A Deputy Minister at the Ministry of Local Government, Decentralisation and Rural Development, Mr. Martin Adjei Mensah Korsah has called on residents of Accra to change their behaviour towards waste disposal and make conscious choices regarding their building sites to help reduce the perennial flooding in the national capital.  

Mr. Korsah made the appeal during an inspection tour of the beneficiary Metropolitan and Municipal Assemblies (MMAs) of the Greater Accra Resilient and Integrated Development (GARID) Project to assess the progress of ongoing desilting works and community engagements in the respective Assemblies.

The Deputy Minister said his Ministry has so far disbursed One Million Three Hundred Dollars ($1, 300,000) out of the over Three Million Dollars ($3,250,000) earmarked for disbursement to the Seventeen (17) GARID project beneficiary Assemblies to use for desilting of local drains and other drainage improvement works. He, however, observed that the huge investments of Government in flood control programmes are being undermined by inappropriate behaviour of some residents of Accra who engage in constructing buildings in waterways, and indiscriminate dumping of solid wastes which find their ways into drains in the city.

Mr. Korsah said the implementation of the GARID Project’s interventions, and all other Government’s flood mitigation measures will not succeed if such inappropriate behaviour and underlying attitudes do not change, noting that “For flood mitigation to succeed, citizens must change their behaviour.

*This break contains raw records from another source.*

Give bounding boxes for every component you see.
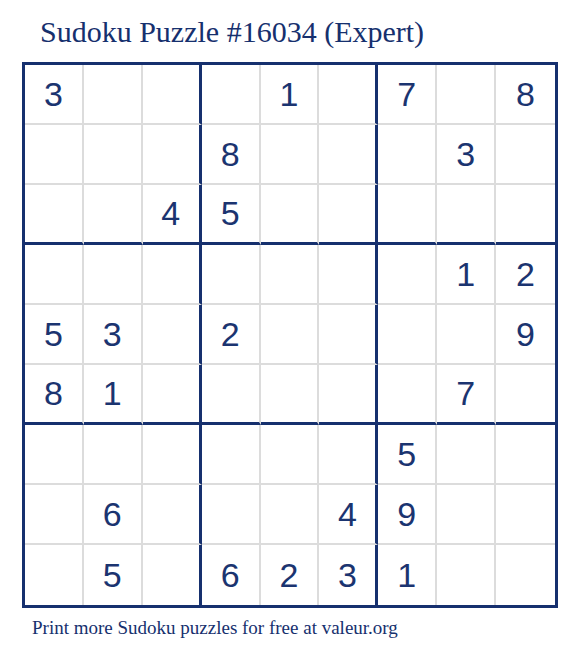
cell-r5c7 xyxy=(378,305,437,365)
cell-r5c3 xyxy=(143,305,202,365)
cell-r5c1: 5 xyxy=(25,305,84,365)
cell-r8c2: 6 xyxy=(84,485,143,545)
cell-r9c3 xyxy=(143,545,202,605)
cell-r5c4: 2 xyxy=(202,305,261,365)
cell-r7c6 xyxy=(319,425,378,485)
cell-r6c9 xyxy=(496,365,555,425)
cell-r5c2: 3 xyxy=(84,305,143,365)
cell-r9c9 xyxy=(496,545,555,605)
cell-r7c2 xyxy=(84,425,143,485)
puzzle-title: Sudoku Puzzle #16034 (Expert) xyxy=(40,14,424,50)
cell-r2c9 xyxy=(496,125,555,185)
cell-r3c2 xyxy=(84,185,143,245)
cell-r6c3 xyxy=(143,365,202,425)
cell-r6c1: 8 xyxy=(25,365,84,425)
cell-r1c4 xyxy=(202,65,261,125)
cell-r3c9 xyxy=(496,185,555,245)
cell-r6c7 xyxy=(378,365,437,425)
cell-r1c2 xyxy=(84,65,143,125)
cell-r4c4 xyxy=(202,245,261,305)
cell-r2c4: 8 xyxy=(202,125,261,185)
cell-r1c5: 1 xyxy=(261,65,320,125)
cell-r5c5 xyxy=(261,305,320,365)
cell-r7c7: 5 xyxy=(378,425,437,485)
cell-r1c6 xyxy=(319,65,378,125)
cell-r1c1: 3 xyxy=(25,65,84,125)
cell-r4c8: 1 xyxy=(437,245,496,305)
cell-r6c8: 7 xyxy=(437,365,496,425)
cell-r3c4: 5 xyxy=(202,185,261,245)
cell-r8c7: 9 xyxy=(378,485,437,545)
cell-r4c7 xyxy=(378,245,437,305)
cell-r4c2 xyxy=(84,245,143,305)
cell-r8c1 xyxy=(25,485,84,545)
cell-r9c1 xyxy=(25,545,84,605)
cell-r6c2: 1 xyxy=(84,365,143,425)
cell-r8c8 xyxy=(437,485,496,545)
cell-r3c6 xyxy=(319,185,378,245)
cell-r9c5: 2 xyxy=(261,545,320,605)
cell-r2c5 xyxy=(261,125,320,185)
cell-r7c4 xyxy=(202,425,261,485)
cell-r4c1 xyxy=(25,245,84,305)
cell-r3c5 xyxy=(261,185,320,245)
cell-r3c7 xyxy=(378,185,437,245)
cell-r4c5 xyxy=(261,245,320,305)
sudoku-grid: 31788345125329817564956231 xyxy=(22,62,558,608)
cell-r8c4 xyxy=(202,485,261,545)
cell-r2c2 xyxy=(84,125,143,185)
cell-r6c6 xyxy=(319,365,378,425)
cell-r9c7: 1 xyxy=(378,545,437,605)
cell-r2c3 xyxy=(143,125,202,185)
cell-r9c8 xyxy=(437,545,496,605)
page: Sudoku Puzzle #16034 (Expert) 3178834512… xyxy=(0,0,580,651)
footer-text: Print more Sudoku puzzles for free at va… xyxy=(32,616,398,640)
cell-r1c8 xyxy=(437,65,496,125)
cell-r5c9: 9 xyxy=(496,305,555,365)
cell-r7c1 xyxy=(25,425,84,485)
cell-r3c8 xyxy=(437,185,496,245)
cell-r2c1 xyxy=(25,125,84,185)
cell-r9c4: 6 xyxy=(202,545,261,605)
cell-r5c8 xyxy=(437,305,496,365)
cell-r8c6: 4 xyxy=(319,485,378,545)
cell-r1c7: 7 xyxy=(378,65,437,125)
cell-r3c3: 4 xyxy=(143,185,202,245)
cell-r1c3 xyxy=(143,65,202,125)
cell-r7c3 xyxy=(143,425,202,485)
cell-r7c5 xyxy=(261,425,320,485)
cell-r2c6 xyxy=(319,125,378,185)
cell-r9c2: 5 xyxy=(84,545,143,605)
cell-r4c9: 2 xyxy=(496,245,555,305)
cell-r1c9: 8 xyxy=(496,65,555,125)
cell-r5c6 xyxy=(319,305,378,365)
cell-r2c8: 3 xyxy=(437,125,496,185)
cell-r7c9 xyxy=(496,425,555,485)
cell-r4c6 xyxy=(319,245,378,305)
cell-r8c9 xyxy=(496,485,555,545)
cell-r9c6: 3 xyxy=(319,545,378,605)
cell-r8c5 xyxy=(261,485,320,545)
cell-r4c3 xyxy=(143,245,202,305)
cell-r2c7 xyxy=(378,125,437,185)
cell-r8c3 xyxy=(143,485,202,545)
cell-r6c4 xyxy=(202,365,261,425)
cell-r6c5 xyxy=(261,365,320,425)
cell-r7c8 xyxy=(437,425,496,485)
cell-r3c1 xyxy=(25,185,84,245)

Our prospects as a city are grim if people do not change their attitudes towards solid waste management and their choices of building sites.”

The GARID Project Coordinator, Dr. Kwadwo Ohene Sarfoh, called on all stakeholders to support government efforts in finding lasting solutions to flooding and solid waste management challenges in Accra. He said Government alone cannot solve the sanitation and flooding problems in the country; it must be a shared responsibility. “Our flood control programmes in the city can only yield the desired results, if residents of Accra change their behavior; the Assemblies enforce the sanitation and building regulations; and the media help in sensitizing citizens to adopt the appropriate solid waste management and flood mitigation measures,” Dr. Ohene explained. 

The inspection tour took the Deputy Minister to major flood hotspots in the 17 beneficiary GARID Project Metropolitan and Municipal Assemblies where desilting works were being carried out. He expressed satisfaction about progress of work and commended the Assemblies for their dedication in executing the task.

The GARID Project is Government of Ghana Project being implemented with credit facility from the World Bank. The Project aims at addressing flooding in Odaw Basin of Greater Accra Region and focuses on improving drainage, solid waste management and provision of services and infrastructure in priority flood prone informal settlements within the basin.